Sudah saatnya orang tua belajar untuk menjalin hubungan yang sehat, chill dan egaliter dengan anak-anaknya. Terutama anak remaja yang tumbuh di era digital.
Mubadalah.id – Jika kita lihat definisi keluarga di berbagai website, hampir semuanya menyebutkan bahwa keluarga merupakan rumah tempat berlindung bagi seluruh anggotanya. Bahkan yang lebih sempurna lagi, keluarga harus menjadi tempat yang nyaman, aman dan penuh kasih sayang.
Namun sayangnya tidak smeua keluarga berfungsi seperti seharusnya. Ada beberapa kategori keluarga yang berjalan kaku, dan tidak membuat sebagian angggota keluarganya nyaman. Entah karena pola pengasuhan yang terlalu keras atau karena faktor lain.
Inilah yang juga aku rasakan. Sebagai anak remaja, aku seringkali kesulitan untuk menjadikan keluarga sebagai tempat pulang paling nyaman. Sebab, bonding aku dan ayah-ibuku tidak terlalu dekat. Seperti ada sekat yang tebal antara kehidupanku sebagai remaja, dengan ornag tua.
Hal ini terjadi karena aku dan orang tuaku jarang sekali berkomunikasi atau sekedar bercanda. Kami sibuk dengan dunia masing-masing. Kami jarang menyapa satu sama lain, apalagi saling update soal perasaan. Ah rasanya itu sulit untuk terjadi di kehidupan keluargaku.
Sebetulnya, aku tidak sedang menyalahkan siapa-siapa. Barangkali memang yang paling penting bagi orang tuaku adalah memastikan anak-anaknya bisa makan dan pergi ke sekolah.
Jadi, berkomunikasi atau membangun ruang untuk saling update perasaan masing-masing anggota keluarga tidak terlalu penting, bahkan mungkin dianggap sebagai sesuatu yang aneh.

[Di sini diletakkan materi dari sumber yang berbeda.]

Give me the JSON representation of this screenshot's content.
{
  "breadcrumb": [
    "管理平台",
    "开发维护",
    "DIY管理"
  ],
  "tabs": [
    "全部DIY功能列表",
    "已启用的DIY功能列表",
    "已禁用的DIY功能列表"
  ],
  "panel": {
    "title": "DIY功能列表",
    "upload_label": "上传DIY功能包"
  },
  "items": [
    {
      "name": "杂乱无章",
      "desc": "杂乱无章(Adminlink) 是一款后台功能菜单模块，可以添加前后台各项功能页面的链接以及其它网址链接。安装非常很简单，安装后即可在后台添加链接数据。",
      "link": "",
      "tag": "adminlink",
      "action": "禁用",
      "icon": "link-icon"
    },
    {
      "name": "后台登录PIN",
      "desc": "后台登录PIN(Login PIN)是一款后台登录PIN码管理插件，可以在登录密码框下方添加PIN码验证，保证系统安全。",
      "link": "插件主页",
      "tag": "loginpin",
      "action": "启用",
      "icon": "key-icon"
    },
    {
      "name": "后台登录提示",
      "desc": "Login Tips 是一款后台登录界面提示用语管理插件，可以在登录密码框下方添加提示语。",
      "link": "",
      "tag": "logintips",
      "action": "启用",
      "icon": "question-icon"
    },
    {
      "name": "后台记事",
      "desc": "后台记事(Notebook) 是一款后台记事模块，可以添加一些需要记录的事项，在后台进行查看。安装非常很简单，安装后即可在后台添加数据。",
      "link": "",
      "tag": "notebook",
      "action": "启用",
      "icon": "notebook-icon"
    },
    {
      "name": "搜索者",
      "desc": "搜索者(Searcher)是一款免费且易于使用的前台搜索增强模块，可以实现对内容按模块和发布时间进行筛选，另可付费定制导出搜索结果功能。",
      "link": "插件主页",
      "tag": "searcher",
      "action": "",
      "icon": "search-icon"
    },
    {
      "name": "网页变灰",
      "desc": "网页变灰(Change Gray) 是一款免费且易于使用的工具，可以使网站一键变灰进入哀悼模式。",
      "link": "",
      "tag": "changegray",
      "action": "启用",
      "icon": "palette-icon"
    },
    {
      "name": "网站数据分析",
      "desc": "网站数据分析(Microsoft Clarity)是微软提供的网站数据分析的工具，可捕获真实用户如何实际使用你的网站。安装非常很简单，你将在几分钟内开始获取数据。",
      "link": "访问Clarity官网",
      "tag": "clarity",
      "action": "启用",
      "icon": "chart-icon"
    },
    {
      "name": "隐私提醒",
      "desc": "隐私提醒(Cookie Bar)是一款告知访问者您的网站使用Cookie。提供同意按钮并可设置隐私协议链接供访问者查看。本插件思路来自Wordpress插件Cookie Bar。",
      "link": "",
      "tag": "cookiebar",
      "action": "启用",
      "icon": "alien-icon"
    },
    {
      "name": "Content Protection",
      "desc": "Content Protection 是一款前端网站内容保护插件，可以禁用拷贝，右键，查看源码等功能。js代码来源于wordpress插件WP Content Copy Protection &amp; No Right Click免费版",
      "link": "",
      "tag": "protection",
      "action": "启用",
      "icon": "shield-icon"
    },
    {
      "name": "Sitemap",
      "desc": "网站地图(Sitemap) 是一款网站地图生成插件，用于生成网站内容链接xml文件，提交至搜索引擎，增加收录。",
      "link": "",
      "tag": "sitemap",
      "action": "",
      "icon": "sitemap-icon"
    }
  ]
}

Namun, meski begitu, sebagai anak remaja aku jadi sadar bahwa tidak semua anak merasa cukup hanya dengan pemenuhan materi saja. Ada kebutuhan lain yang pada masa ini menjadi sangat penting untuk dipenuhi, yaitu ruang berkomunikasi dengan orang tua.
Aku rasa hal ini penting untuk selalu ada di setiap keluarga. Supaya anak-anak remaja sepertiku tidak melampiaskan perasaan-perasaan sakit, capek, lelah dan yang lainnya ke media sosial atau ke orang yang tidak tepat. Sebab, bisa jadi ini justru menjadi salah satu gerbang, anak terjebak dalam relasi-relasi yang tidak sehat.
Lima Tips
Oleh karena itu, sudah saatnya orang tua belajar untuk menjalin hubungan yang sehat, chill dan egaliter dengan anak-anaknya. Terutama anak remaja yang tumbuh di era digital. Mungkin bisa dimulai dengan lima tips yang ditulis di website Pijarpsikologi.org ini.
Pertama, orang tua harus sering mengajak anak mengobrol santai maupun diskusi. Sesibuk apapun orang tua, sebaiknya selalu menyempatkan waktu untuk berbagi, berbincang dan diskusi dengan anak tentang berbagai macam hal.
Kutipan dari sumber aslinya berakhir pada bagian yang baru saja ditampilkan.